Che cosa è per lei Venezia?
«Ognuno ha una sua geografia a Venezia. Venezia offre luci e ombre per tutti. Per me Venezia è sempre stata marcia dalle fondamenta. La notte che si decompone e si sperde tra i rivoli di umanità che ci incontrano e ci abbandonano nei canali, nelle calli, e poi ci lasciano soli all’alba, quando rimangono i gabbiani e il richiamarsi dei vaporetti, come nel finale del Viaggio al termine della notte di Celine».

Quando vedremo «Rebetiko», il documentario diretto da Andrea Segre con lei protagonista?
«Il film vuole essere una riflessione sulla vita, nel tempo della crisi del modello economico vigente, a mezzo di una musica "vera", come il rebetiko. Andrea ha una grande preparazione intellettuale, un comune amore per i Balcani e una sincera militanza, che lo fa sentire attratto per le frasi a spray scritte sui muri, farsele tradurre e scoprire perle come: "c’è gente così povera che tutto quello che ha sono i soldi. Il film è in corso di montaggio, e dovrebbe essere pronto per febbraio».

E sul Festival di Sanremo ci sta facendo un pensierino?
«Ho molti altri pensieri in questo periodo.

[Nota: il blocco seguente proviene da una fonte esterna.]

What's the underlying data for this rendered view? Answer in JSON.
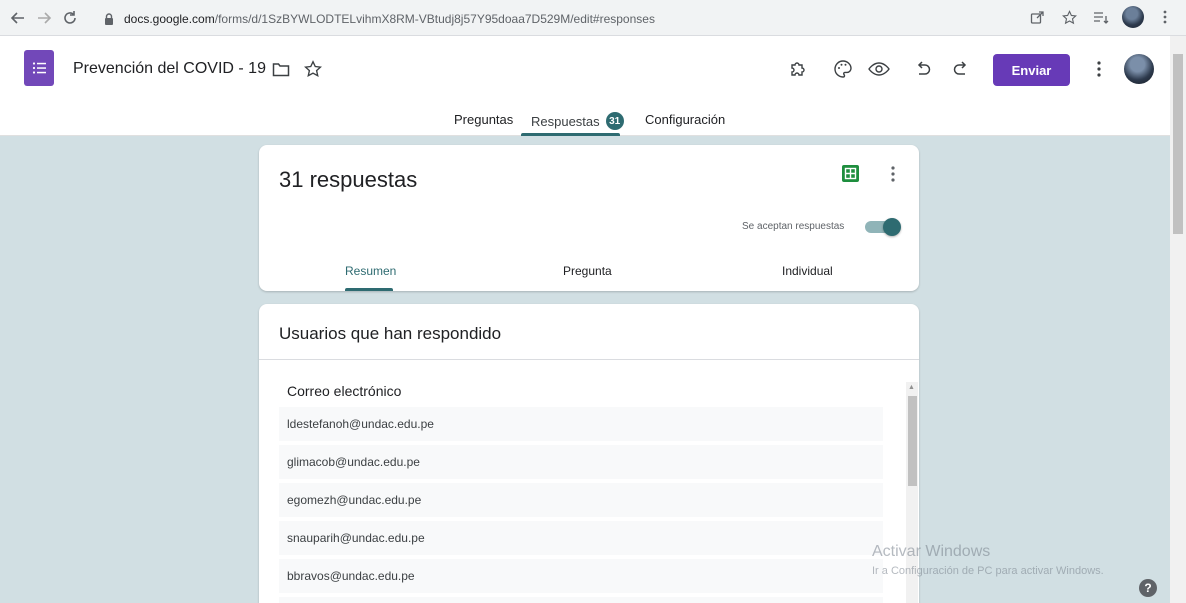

Sta arrivando tra noi Manolis Papos e la sua banda».

In un futuro molto lontano, deciderà di abbandonare la musica come ha fatto, ad esempio, Ivano Fossati?«Non credo che sarò io a deciderlo. Se succederà non credo che vorrò fare un tour dove ogni concerto viene dichiarato l’ultimo. Non so, mi pare come volere assistere al proprio funerale. E poi bisogna sempre fare ogni concerto come se fosse l’ultimo».